For Sethe, birth occurs somewhere on a southern plantation, where her unnamed mother bends into the watery fields among a host of maternal ma’ams and slaves who dance the antelope. Maturity nets Sethe separation and resettlement in Kentucky, where she works in a white woman’s kitchen and nightly rests atop a mattress on her cabin’s dirt floor. Sweet Home, haunted by a “headless bride” and young men lynched in its luxuriant trees (one of which is named Brother), has its own peculiar beauty that is captured in nature, especially the small cornfield where Halle couples with Sethe, making the stalks wave, flaunting the lovers’ private first-time tryst. In the one spot Halle expected togetherness, the wrecked rows of new corn evolve into the ruptured maidenhead edged with youthful pubic hair. Morrison, developing the image with lavish grace, stresses the youth of an enslaved virgin still clad in silk that is “fine and loose and free.”
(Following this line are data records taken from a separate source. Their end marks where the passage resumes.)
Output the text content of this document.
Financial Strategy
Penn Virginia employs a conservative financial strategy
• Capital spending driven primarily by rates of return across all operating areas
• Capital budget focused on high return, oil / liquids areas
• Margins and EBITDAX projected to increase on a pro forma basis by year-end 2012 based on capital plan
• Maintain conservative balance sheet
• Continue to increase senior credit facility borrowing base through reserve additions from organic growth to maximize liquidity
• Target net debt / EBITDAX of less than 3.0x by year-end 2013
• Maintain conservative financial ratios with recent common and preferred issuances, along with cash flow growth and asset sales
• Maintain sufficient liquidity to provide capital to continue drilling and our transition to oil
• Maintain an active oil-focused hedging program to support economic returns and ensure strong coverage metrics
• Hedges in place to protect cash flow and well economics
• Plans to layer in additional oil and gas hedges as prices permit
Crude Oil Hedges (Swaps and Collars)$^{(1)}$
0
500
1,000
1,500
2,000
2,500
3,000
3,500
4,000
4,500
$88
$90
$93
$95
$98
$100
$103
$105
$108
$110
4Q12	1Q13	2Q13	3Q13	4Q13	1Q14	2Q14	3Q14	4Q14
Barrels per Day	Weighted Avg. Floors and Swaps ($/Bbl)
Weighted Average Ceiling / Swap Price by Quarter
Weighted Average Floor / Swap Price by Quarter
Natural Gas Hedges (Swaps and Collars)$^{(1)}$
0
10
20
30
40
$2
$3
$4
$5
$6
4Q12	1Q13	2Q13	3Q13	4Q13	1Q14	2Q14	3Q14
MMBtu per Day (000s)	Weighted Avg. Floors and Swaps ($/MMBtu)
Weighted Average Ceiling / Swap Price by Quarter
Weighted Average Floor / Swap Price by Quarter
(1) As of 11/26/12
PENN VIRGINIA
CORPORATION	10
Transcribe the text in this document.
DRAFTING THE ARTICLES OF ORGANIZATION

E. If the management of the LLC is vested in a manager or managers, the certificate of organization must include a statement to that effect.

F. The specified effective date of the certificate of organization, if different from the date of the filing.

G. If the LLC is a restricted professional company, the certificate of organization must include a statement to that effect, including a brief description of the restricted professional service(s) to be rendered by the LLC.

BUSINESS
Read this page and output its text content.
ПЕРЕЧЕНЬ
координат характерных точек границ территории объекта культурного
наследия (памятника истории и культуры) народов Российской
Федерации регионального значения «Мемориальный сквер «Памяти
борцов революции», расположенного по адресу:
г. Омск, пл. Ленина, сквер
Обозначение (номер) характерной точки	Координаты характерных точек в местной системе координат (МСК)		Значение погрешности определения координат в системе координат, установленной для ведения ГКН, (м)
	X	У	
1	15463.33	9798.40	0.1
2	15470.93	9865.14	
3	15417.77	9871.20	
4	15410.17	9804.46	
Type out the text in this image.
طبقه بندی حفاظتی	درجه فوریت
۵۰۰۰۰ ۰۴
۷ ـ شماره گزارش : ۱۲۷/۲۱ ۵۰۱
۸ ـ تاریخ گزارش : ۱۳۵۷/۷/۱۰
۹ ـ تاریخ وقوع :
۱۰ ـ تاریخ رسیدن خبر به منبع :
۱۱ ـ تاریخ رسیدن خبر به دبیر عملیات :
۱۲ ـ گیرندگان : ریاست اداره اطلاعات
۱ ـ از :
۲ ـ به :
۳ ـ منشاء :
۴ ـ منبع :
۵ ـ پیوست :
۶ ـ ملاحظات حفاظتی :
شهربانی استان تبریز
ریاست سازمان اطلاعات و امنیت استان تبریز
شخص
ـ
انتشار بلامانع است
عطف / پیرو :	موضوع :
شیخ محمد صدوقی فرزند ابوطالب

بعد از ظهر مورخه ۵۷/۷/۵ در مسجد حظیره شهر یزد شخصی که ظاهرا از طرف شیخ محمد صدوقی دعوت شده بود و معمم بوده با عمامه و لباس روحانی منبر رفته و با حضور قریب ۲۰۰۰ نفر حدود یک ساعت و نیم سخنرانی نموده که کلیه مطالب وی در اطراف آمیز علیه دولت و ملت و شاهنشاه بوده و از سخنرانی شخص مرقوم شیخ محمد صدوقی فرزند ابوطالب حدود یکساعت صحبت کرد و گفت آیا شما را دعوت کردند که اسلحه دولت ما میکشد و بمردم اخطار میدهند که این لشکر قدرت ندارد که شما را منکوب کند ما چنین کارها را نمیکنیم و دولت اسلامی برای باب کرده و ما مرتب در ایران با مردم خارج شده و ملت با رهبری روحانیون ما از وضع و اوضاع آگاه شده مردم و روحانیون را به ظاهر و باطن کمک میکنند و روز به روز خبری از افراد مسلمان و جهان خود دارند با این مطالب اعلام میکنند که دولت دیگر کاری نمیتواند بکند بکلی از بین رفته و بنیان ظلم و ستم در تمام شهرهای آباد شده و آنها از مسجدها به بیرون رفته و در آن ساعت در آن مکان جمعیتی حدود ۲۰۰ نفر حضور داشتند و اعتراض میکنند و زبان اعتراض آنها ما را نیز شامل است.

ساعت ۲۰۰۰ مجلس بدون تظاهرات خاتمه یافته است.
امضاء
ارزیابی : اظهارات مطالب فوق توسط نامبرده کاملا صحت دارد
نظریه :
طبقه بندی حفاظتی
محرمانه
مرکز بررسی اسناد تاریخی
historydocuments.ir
Eighteen years later, the scene shifts to 124 Bluestone Road and a spiteful, gray and white two-storied house with shed, keeping room, storeroom, privy, cold house, and porch. Limited in its outreach, it has only one door, through which journeying blacks pass from way station back to the plank road, which leads them on a perplexing odyssey toward scattered loved ones. The front of the lot sweeps past a field and circular boxwoods into the glade as though the house, unprotected from Beloved’s spite, must fend for itself in the open.
In Cincinnati, far from the misshapen Mrs. Garner, the atavistic savagery of the “mossy teeth,” and schoolteacher’s sadism, Sethe sinks into the masochism of a fruitless emotional duel with her dead child’s ghost. These emotional battles are virulent enough to rock the house on its foundations, smashing glass and rending a table leg. Only the steadying male hand of Paul D forces Beloved to abate her attacks and leave Sethe temporarily in peace.
To relieve the tension of this tight camera angle on a single house wracked by three warring females, Morrison selects an oddly evocative mix of side journeys. When Paul D chooses to make a public statement of his intentions, he leads his two women to the carnival, which is set alongside a lumberyard decked with late season roses reeking of overripe perfume. The freaks of the sideshow contrast the hand-holding shadow that predicts a family threesome.
In later scenes, after Beloved derails Sethe’s small increment of security, Morrison reveals glimpses of Cincinnati’s coldly judgmental black community. Paul D, whom Stamp Paid locates on the steps of the Church of the Holy Redeemer, sits in sunshine and indulges in strong drink from a bottle decked with a golden chariot. Along the plank road, a rider approaches, spurring Stamp Paid into the elaborate know-nothing guise of the Negro who has no information to share with the white outsider.
The women, too, briefly desert the too-confining walls of 124 to skate in private on slippery ice, a heavily symbolic bit of escapism that brings them a snatch of joy. Their adventure concludes with a kitchen communion scene graced with warm milk. More hospitable than the cold comfort of Sawyer’s restaurant and vastly more inviting than the slaughterhouse where prostitutes smile in desperation and copulate standing up against rough-hewn walls, Sethe’s house, for all its dismal past, is a real home. Its welcome draws Paul D upstairs, but the quarrelsome female trio, led by the bumptious ghost, eventually forces Paul D to the shed and Denver to dreamy, post-adolescent withdrawal in the boxwood circle out back.
Later, as Denver approaches desperation, she returns to Lady Jones’s husbandless house, where the “post and scrap-lumber fence was gray now, not white” and the stone porch sits “in a skirt of ivy pale yellow curtains at the window.” From her former teacher’s welcoming abode, Denver moves on to guaranteed work at the Bodwins’ house, lush with carpet “thick, soft and blue. Glass cases crammed full of glistening things. Books on tables and shelves. Pearl-white lamps with shiny metal bottoms. And a smell like the cologne she poured in the emerald house, only better.” The jewel-like interior, itself only a way station for black sojourners, plays false with Denver and her hopes of renewal because of its statuette — a subservient black holding coins in his mouth — and its owners’ hopes of molding her into a student at Oberlin. With more maturity than she has mustered in past episodes, she departs, bound for a job at the shirt factory, support for her ailing mother, and self-actualization.